A conversão começa por se tornar apóstolos e deixar de pensar em nós próprios, no nosso próprio conforto. Reduzimos as periferias para os subúrbios. Sim, é aí que temos de estar. E, de facto, nós estamos lá. Mas estas não são as únicas periferias do mundo. Tiago ou Paulo podiam ter pensado assim... Bem, não tinham de pregar em Jerusalém ou em Roma onde estavam, onde eram todos pagãos!... E mesmo assim, chegaram a Espanha.
Como é o futuro da missão, e será que os leigos terão mais influência?

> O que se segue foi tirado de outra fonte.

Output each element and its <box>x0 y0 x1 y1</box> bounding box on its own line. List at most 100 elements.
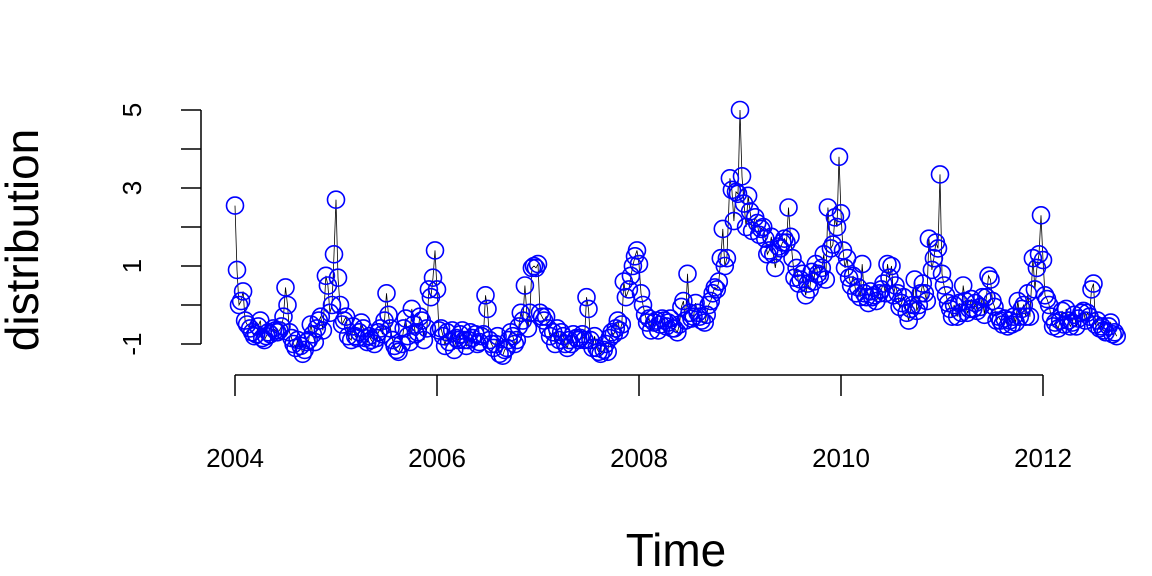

-No laicato, o Papa S. João Paulo II escreveu o Christifideles laici. A Conferência Episcopal Espanhola publicou há algum tempo um documento sobre o mesmo assunto: Cristãos leigos. Igreja no mundo. A última frase desse documento diz "A nova evangelização será feita, acima de tudo, pelos leigos, ou não será feita de todo". Dito isto, não gosto de falar sobre o tempo para: O tempo dos leigos, o tempo dos religiosos... É o tempo da Igreja. Ou nos envolvemos todos ou não vamos salvar isto.
Isto significa que uma pessoa leiga, obviamente, tem de desempenhar o seu papel, mas não porque "é o seu tempo", mas porque, se não o fizer, não está a ser fiel à sua vocação cristã. Mas a vocação leiga não pode permanecer sozinha. Deve ser acompanhado pela vocação sacerdotal, que vigia, que acompanha, que administra os sacramentos; e o sacerdote não pode viver sem os leigos, porque o seu ministério tem significado na medida em que se dá a si mesmo para criar comunidade cristã. A vida consagrada é absolutamente necessária, porque sem o testemunho de homens e mulheres capazes de renunciar a tudo só para mostrar que Cristo vale a pena, estamos a desperdiçar o nosso tempo. Há o perigo de pensar que é o tempo dos leigos porque não há sacerdotes e eles têm de sair para o mundo. "aqueles que estão no banco".... Não, homem, não! A Igreja hoje envia mais leigos em missão, obviamente, porque está a mudar com os tempos, mas envia leigos, padres, religiosos e religiosas... tudo. O testemunho que um leigo dá na missão não pode ser dado por um sacerdote ou uma irmã religiosa, mas seria esfomeado se não fosse acompanhado pela vida sacramental dos sacerdotes ou pela animação da vida religiosa. Se a Igreja hoje envia famílias leigas em missão, não é por falta de sacerdotes. Os leigos não precisam de permissão especial para fazer apostolado, porque Cristo lhes deu essa permissão. É uma vocação dada no baptismo. A Igreja envia-nos a todos em missão. Quando envia os leigos, confirma a vocação missionária dos leigos, que vão ser testemunhas da Igreja, a presença da Igreja. Todos os leigos que têm de ir, todos os religiosos e religiosas que têm de ir, e todos os padres que têm de ir, têm de ir em missão. A vocação missionária dos leigos não é uma vocação de segunda categoria, nem pode ser vista como uma simples solução para um problema de vocações.